Bench Memos

Kansas Update

Back in August, I wrote about the conservative takeover of the Kansas state senate, a positive development that significantly enhanced the prospects for reform in some important areas of public policy, including judicial selection. Kansas is one of 13 states that follow the lawyer-dominated Missouri Plan for selecting judges, and Governor Brownback and his conservative allies in the legislature have been working to change that. As if the governor needed more excuses to make the issue a priority, the state’s judicial nominating commission decided to kick sand in his eyes by sending him a disappointing slate of finalists for a Court of Appeals vacancy. The Kansas City Star has more:

Applying for the vacancy were two Brownback favorites: Caleb Stegall, the governor’s chief counsel and a former Jefferson County attorney, and Sedgwick County District Judge Tony Powell.

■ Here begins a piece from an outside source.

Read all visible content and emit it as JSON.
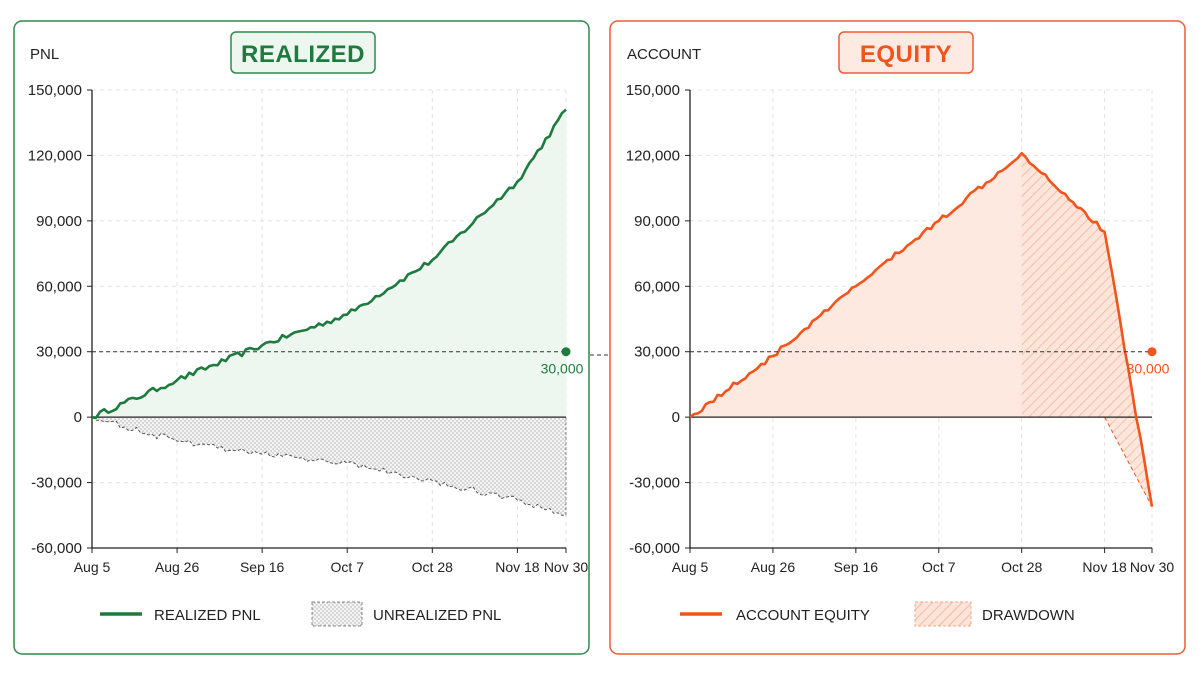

Before taking his judgeship in 2003, Powell was a leading spokesman for anti-abortion Republicans in the Kansas House.

Conservative Republican legislators, activists and their political allies have complained for years that the commission is dominated by lawyers who tend to favor moderate and left-of-center attorneys with ties to the legal establishment…

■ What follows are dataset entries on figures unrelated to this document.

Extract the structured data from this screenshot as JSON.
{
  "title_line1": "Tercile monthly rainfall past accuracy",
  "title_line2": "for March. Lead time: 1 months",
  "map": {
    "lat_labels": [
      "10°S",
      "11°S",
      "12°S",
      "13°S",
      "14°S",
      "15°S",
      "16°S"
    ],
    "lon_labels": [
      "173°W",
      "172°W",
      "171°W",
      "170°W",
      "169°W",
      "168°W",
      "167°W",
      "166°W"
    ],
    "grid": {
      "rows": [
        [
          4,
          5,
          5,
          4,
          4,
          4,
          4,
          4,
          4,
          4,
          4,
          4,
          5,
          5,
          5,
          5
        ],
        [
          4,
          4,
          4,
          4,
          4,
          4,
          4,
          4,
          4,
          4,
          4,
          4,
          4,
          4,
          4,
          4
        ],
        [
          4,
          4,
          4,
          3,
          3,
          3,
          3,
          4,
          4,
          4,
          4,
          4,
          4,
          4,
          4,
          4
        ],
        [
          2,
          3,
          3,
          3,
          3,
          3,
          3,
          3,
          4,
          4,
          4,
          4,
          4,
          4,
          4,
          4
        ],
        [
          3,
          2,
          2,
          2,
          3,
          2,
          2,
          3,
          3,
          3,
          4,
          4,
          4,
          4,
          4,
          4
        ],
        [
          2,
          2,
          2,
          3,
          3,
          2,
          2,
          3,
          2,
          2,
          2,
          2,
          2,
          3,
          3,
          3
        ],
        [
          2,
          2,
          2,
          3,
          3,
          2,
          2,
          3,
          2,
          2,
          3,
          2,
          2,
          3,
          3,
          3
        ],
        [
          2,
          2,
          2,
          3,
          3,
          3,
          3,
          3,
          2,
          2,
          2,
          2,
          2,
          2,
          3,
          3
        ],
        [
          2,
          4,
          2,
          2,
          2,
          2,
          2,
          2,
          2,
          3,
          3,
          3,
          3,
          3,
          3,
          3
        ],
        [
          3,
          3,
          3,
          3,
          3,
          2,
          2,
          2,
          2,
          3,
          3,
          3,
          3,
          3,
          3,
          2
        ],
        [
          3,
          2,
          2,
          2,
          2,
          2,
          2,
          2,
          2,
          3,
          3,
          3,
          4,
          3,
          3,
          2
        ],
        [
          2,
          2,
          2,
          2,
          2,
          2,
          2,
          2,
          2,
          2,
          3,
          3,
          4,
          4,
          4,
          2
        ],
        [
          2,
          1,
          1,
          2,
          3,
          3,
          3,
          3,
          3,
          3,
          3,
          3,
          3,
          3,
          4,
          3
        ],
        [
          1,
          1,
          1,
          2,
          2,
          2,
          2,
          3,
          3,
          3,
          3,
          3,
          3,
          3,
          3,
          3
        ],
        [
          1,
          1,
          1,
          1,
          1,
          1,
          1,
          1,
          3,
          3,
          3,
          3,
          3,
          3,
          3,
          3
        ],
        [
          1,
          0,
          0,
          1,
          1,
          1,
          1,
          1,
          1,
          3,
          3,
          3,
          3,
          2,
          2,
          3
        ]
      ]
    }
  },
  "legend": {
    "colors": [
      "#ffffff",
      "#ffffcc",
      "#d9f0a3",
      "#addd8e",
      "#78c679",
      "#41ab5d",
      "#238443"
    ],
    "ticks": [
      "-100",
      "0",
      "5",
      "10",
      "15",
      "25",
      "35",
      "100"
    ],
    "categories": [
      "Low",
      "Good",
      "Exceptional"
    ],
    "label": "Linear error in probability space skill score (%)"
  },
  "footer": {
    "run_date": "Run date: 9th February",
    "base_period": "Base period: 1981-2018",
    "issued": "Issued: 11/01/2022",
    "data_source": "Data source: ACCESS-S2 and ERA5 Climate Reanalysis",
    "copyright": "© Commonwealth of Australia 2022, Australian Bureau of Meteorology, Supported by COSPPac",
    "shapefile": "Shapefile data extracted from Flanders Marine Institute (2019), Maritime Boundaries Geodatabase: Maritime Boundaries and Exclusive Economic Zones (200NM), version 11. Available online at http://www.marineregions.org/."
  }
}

House Judiciary Committee Chairman Lance Kinzer, an Olathe Republican, said the announcement again confirms that the selection process makes it “virtually impossible” for prominent conservatives like Powell and Stegall to be appointed to the appellate courts.

Kinzer said the process “tends to exclude others who are equally qualified because they don’t fit the preferred political profile.”

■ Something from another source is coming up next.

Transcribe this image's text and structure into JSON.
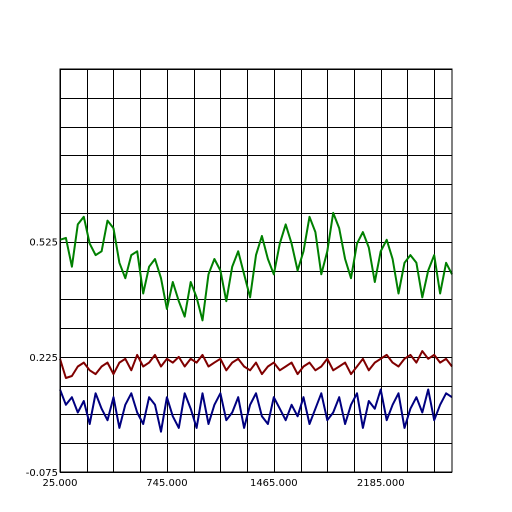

Representative Kinzer, a leading light in the Kansas legislature, would like Kansas to adopt a modified version of the federal selection method, freeing the governor to appoint judges of his choice, subject to confirmation by the senate. Others seem to be urging a more dramatic move to direct election of all appellate judges. I have seen both methods work well, and either would be a significant improvement over the status quo, so I wish Governor Brownback, Representative Kinzer, and their allies the best of luck in the upcoming legislative session.